EXCLUSIVE: When I was covering Toronto, the big talk was all about deals for completed films. But the one script buyers were talking up was The Imitation Game, Graham Moore’s heralded screenplay about Alan Turing, the English mathematician, logician, cryptanalyst, and computer scientist who single-handedly helped crack the German “Enigma Code” during World War II that helped the Allies stave off defeat. In a competitive situation, Teddy Schwarzman’s Black Bear Pictures has come aboard to finance production of the film, with Schwarzman producing with Ampersand Pictures’ Nora Grossman and Ido Ostrowsky, with Moore exec producing.
Turing’s story, which topped the 2011 Black List, is hardly a happy hero tale. Not long after Turing made his contribution to toppling the Nazis in WWII, Britain criminally prosecuted him in the early 1950s for being homosexual. He chose chemical castration over prison and was so demoralized that he eventually committed suicide by eating a cyanide-laced apple (legend has it that Turing’s advancements for what became the computer so inspired Steve Jobs that he named the company Apple).

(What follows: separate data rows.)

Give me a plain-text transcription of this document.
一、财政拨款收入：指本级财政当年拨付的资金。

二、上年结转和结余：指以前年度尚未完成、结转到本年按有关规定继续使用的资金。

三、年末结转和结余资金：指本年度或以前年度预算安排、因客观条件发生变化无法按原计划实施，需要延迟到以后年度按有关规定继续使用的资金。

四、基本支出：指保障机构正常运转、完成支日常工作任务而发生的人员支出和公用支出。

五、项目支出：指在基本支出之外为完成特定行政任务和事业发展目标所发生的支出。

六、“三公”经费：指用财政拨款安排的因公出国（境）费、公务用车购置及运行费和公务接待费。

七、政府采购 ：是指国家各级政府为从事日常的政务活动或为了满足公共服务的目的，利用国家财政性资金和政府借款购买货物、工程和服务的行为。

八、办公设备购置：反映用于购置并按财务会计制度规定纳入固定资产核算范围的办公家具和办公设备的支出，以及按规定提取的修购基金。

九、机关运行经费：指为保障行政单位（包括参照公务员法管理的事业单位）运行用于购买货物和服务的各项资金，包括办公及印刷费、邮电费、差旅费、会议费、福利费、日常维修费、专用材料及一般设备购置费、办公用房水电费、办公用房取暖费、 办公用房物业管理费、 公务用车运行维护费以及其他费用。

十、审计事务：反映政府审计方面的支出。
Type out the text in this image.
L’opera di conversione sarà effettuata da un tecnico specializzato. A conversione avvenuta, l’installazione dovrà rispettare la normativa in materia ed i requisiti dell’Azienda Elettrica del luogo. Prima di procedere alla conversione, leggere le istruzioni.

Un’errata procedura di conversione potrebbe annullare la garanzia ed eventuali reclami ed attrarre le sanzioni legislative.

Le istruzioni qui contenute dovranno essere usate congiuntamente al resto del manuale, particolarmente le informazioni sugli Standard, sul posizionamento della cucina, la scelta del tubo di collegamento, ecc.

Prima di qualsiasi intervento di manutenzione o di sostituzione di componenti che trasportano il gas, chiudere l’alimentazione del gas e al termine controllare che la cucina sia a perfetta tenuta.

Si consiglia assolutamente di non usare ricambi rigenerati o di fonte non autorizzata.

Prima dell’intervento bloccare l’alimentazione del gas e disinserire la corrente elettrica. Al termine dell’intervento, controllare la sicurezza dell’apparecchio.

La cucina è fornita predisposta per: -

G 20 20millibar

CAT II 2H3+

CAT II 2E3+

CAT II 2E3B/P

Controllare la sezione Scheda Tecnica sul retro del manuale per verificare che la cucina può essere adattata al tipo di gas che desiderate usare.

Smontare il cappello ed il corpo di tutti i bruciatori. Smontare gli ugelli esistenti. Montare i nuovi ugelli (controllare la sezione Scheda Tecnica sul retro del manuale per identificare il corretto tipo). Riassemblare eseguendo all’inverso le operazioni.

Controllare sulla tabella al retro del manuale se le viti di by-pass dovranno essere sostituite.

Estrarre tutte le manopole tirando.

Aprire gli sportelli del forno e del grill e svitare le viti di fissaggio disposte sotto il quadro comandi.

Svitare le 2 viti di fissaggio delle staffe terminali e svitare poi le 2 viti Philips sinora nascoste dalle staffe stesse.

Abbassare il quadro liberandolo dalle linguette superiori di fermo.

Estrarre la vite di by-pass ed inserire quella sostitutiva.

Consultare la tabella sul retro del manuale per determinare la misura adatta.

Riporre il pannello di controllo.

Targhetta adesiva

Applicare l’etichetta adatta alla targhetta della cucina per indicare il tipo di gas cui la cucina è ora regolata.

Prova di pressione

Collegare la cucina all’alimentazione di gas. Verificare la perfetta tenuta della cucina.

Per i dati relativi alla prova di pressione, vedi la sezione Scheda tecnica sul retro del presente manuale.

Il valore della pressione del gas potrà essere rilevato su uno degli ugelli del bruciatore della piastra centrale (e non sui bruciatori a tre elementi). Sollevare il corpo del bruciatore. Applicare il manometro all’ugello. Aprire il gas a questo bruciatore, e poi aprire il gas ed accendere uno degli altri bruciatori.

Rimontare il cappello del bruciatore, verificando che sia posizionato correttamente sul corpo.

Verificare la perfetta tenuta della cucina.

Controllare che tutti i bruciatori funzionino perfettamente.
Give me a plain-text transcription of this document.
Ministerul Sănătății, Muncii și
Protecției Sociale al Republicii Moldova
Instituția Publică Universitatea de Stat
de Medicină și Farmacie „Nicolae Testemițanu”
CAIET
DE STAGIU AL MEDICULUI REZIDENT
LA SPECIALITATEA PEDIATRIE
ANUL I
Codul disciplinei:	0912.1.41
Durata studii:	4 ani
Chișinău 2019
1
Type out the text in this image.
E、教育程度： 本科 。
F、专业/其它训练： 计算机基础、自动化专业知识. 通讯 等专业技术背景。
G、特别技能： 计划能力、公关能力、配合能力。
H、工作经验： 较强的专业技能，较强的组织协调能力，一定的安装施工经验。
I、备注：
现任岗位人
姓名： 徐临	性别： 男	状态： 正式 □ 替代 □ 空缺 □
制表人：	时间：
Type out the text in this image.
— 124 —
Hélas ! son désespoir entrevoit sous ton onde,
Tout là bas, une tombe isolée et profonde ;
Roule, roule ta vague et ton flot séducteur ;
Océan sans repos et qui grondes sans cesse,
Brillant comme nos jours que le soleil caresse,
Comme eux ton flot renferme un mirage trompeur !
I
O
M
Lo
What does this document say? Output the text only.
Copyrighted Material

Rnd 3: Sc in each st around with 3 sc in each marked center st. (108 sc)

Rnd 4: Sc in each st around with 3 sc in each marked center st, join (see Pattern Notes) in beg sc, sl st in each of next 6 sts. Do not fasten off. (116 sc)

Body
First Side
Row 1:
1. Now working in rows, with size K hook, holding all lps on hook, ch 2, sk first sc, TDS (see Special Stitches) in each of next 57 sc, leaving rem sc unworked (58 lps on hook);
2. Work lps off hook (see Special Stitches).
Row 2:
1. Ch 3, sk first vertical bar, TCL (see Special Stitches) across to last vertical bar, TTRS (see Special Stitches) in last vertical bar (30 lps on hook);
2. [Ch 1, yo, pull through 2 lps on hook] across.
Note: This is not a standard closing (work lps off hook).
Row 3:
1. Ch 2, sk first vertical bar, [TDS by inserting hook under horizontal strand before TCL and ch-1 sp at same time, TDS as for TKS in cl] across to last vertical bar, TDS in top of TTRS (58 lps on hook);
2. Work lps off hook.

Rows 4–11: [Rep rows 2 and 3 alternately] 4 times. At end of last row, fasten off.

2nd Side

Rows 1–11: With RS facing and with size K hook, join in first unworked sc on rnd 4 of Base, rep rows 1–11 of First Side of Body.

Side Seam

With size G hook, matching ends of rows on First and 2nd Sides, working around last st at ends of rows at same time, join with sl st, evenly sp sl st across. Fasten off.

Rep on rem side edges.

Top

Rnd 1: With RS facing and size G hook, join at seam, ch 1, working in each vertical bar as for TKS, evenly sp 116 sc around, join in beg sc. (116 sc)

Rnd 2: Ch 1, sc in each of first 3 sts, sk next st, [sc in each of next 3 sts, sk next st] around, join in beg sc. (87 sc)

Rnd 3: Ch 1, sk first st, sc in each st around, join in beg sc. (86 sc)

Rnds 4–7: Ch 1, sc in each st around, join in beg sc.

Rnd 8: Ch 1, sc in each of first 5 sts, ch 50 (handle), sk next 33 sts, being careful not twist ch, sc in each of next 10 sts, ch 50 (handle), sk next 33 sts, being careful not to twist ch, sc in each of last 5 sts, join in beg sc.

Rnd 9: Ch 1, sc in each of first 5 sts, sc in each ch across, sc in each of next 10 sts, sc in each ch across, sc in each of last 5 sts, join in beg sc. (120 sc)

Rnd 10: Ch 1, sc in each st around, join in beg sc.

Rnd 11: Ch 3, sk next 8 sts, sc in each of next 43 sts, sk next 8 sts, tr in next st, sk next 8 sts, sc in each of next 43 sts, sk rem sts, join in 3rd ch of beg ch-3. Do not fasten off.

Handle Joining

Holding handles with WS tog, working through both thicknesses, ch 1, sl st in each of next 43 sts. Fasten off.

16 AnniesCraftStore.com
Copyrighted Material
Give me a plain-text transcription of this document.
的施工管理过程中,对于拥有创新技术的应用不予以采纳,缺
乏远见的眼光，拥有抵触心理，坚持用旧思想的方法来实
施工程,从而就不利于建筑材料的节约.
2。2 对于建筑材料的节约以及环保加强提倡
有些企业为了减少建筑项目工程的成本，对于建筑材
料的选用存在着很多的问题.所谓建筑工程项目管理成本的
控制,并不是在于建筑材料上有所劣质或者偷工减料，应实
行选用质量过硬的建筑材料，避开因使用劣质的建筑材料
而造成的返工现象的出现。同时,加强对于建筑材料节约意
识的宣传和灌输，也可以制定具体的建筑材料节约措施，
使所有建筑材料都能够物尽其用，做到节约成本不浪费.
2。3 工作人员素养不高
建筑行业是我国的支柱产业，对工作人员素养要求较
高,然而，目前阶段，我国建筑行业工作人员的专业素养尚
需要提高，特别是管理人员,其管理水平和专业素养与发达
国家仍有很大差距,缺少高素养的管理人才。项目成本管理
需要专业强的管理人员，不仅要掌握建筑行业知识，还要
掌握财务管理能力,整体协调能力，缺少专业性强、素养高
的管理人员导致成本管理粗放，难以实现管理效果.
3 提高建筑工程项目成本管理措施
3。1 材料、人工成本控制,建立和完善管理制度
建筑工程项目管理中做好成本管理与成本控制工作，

The script originally sold in a seven-figure spec deal to Warner Bros, when it appeared that Leonardo DiCaprio was interested in starring. The studio put J Blakeson on the project, but the deal had a quick trigger and the rights reverted back to the screenwriter, who then got the job of adapting The Devil In The White City for Warner Bros. That’s being crafted for DiCaprio to play serial killer Dr. HH Holmes, with DiCaprio and Appian Way partner Jennifer Killoran and Double Feature partners Michael Shamberg and Stacey Sher.